Валентина растапливала лежанку и одобрительно прислушивалась к Ивану.
— За директора, что ли, обиделись? Ну? — Михаил внешне весело спрашивал, а братья старались не глядеть ему в лицо. — Ты же сам сказал: приедешь — увидишь. Вот я и хочу поглядеть.
— Чего глядеть? В общем, давай к нему завтра…
Михаил молчал.
— Сорок человек кадров по совхозу не хватает, — бубнил Иван. — Директора ведь тоже понять можно. С него тоже спрашивают.
— Чего ж ты гундишь, Ваня? Да пускай хоть четыреста не хватает. Вы там у теплых батарей греетесь, в телевизоры поглядываете, а родители ваши лампешки жгут... Позанимали родительские квартиры, вам и хорошо.
— Да при чем мы?! — набрал голос и Иван. — Нам, по-твоему, за девять километров на работу ходить? Он, гляди-ка, прилетел, страдалец, а мы тут чурки. На работу-то нам как?
— Ходить отсюда, раз выхода нету...
— Ну, поглядим, как ты будешь ходить, — пообещал брат. — Тогда что скажешь!..
— А Миша правду говорит, мы сами виноваты, — заговорил Петр, с опаской косясь на Ивана. — Надо было упереться. Мол, не поедем, пока стариков не переселим. Нашли бы квартиры, куда бы они делись. Они и теперь у него резервные есть, квартиры-то.

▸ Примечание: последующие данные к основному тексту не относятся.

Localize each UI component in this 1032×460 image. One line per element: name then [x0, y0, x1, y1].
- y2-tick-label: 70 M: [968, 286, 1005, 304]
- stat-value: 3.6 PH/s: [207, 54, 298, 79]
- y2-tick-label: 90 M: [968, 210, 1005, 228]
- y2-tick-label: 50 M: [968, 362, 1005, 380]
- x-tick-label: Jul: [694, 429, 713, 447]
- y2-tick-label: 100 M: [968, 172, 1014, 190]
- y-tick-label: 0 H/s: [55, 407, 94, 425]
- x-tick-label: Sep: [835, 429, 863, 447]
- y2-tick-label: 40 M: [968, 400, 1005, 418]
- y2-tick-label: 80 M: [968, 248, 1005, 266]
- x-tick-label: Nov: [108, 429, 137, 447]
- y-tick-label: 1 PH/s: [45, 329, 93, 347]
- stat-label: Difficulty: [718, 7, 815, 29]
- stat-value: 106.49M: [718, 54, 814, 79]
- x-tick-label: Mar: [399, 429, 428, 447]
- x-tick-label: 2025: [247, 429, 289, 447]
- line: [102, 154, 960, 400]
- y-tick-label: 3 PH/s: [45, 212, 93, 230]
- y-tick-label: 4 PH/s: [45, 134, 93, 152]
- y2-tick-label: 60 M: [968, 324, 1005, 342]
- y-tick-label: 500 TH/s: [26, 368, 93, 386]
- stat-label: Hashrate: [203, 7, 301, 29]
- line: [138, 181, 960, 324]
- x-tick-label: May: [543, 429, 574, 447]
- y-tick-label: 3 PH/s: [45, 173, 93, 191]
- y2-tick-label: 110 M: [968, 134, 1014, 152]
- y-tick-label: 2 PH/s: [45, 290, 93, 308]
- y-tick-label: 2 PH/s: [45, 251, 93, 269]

Ждет, кому их дать.
Иван, обиженный, ушел к машине. Валентина подсела к Михаилу, и Петр, заметив по ее лицу, что он тут лишний, пошел в дом к отцу.
— Что же, Миша, так и будем жить? — Оглянулась на двери, спешно прижалась к нему тугим боком, вычастила с жарким смешком: — А я уж соскучилась...
— Ну и приходи сюда, хоть дня через два. Что тут прогуляться… Отца же нельзя оставлять одного.
— Нельзя, — согласилась Валентина. — А как же, когда работать начнешь? Не находишься.
— Там видно будет.
— Ты, Мишок, уж и верно, не лез бы на рожон. Они же, наверно, тоже тут думают, как им лучше...
— Не буду лезть. Не буду. Все, — твердо пообещал Михаил.